Comment by Am4TIfIsER0ppos
19 hours ago
I seem to recall that state of the art audio encoding can compress voice to 8kbit/s which is a single packet per second, insignificant compared to how chatty your device is. Trivial to buffer and send during a period of activity. It sums to 1.7MB over the 30 minute window in the article graphs which should be visible if it is actually counted. Why would apple or google actually make it count though? They want to spy on you either for their own benefit or because the government forces them to. You say you found it taking screenshots and phoning them home. Of course! It is a surveillance device. Is it worse? Maybe. You should consider it sends everything home. Every keystroke, every touch of the screen, every sample of the accelerometers, every sample of audio. Perhaps only the sheer quantity of data in video prevents them from sending it all. Might be "remedied" with 5G bandwidth.
Audio, screenshots, and some of the other stuff I can believe, but I think batteries need a big upgrade before the data snatchers can get away with streaming video, even at a low bitrate.

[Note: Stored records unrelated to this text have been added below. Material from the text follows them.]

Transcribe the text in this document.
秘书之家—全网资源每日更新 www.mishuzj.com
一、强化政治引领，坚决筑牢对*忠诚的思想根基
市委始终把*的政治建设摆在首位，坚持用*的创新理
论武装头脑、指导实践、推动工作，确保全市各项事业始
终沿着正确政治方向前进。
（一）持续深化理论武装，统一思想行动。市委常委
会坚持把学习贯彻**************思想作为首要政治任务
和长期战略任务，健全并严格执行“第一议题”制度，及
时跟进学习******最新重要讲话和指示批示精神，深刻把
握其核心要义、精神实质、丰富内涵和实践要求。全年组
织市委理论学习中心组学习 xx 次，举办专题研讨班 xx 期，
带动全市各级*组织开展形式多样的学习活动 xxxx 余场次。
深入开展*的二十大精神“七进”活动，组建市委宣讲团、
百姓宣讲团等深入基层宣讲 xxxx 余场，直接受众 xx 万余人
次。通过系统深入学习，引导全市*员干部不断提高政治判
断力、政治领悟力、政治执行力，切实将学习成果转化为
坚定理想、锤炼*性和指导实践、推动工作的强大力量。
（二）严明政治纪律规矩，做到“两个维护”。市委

I'm also not sure how easy keylogging is these days, is there even a permission that allows it? I supposed there's ways to do it with custom keyboards. Google/Apple doing it themselves would be a pretty big deal.
I think everyone acknowledges that chrome sends every keystroke in the address bar home. I don't keep up with the spyware so perhaps it is now every keystroke in the rest of the browser. It isn't much of a leap further that their operating system does the same.
Knowing how digital advertising works, it's more likely that a payload is delivered to the phone in some app or by os or by browser that has a dictionary of keywords paid for to be associated with specific ad campaigns. If the device detects that term (via sound, search, or media) it triggers a message home as an analytics to target you and your device now calls for those campaigns.
If it works like that, why aren't the app companies describing exactly how it works to advertisers in order to earn their business?
They describe how everything else they do works in great detail if you're someone who buys ads.
What makes you think the raw audio stream needs to be sent anywhere. Modern phones are capable of doing keyword extraction on-device.
You need to know what keywords to listen for before discarding the audio data. An advertising giant might know but a government doesn't.
This conspiracy theory has been around for a lot longer than phone hardware has been capable of doing that.
The Chrome Browser can transcribe audio into text, with what I consider good accuracy. It's well out of the realm of a conspiracy theory when it's been demonstrable for a couple decades.
2 replies →
If that were true why are cell phone voice calls still so terrible?
Because cellular carriers keep the same pace as a snail on vacation.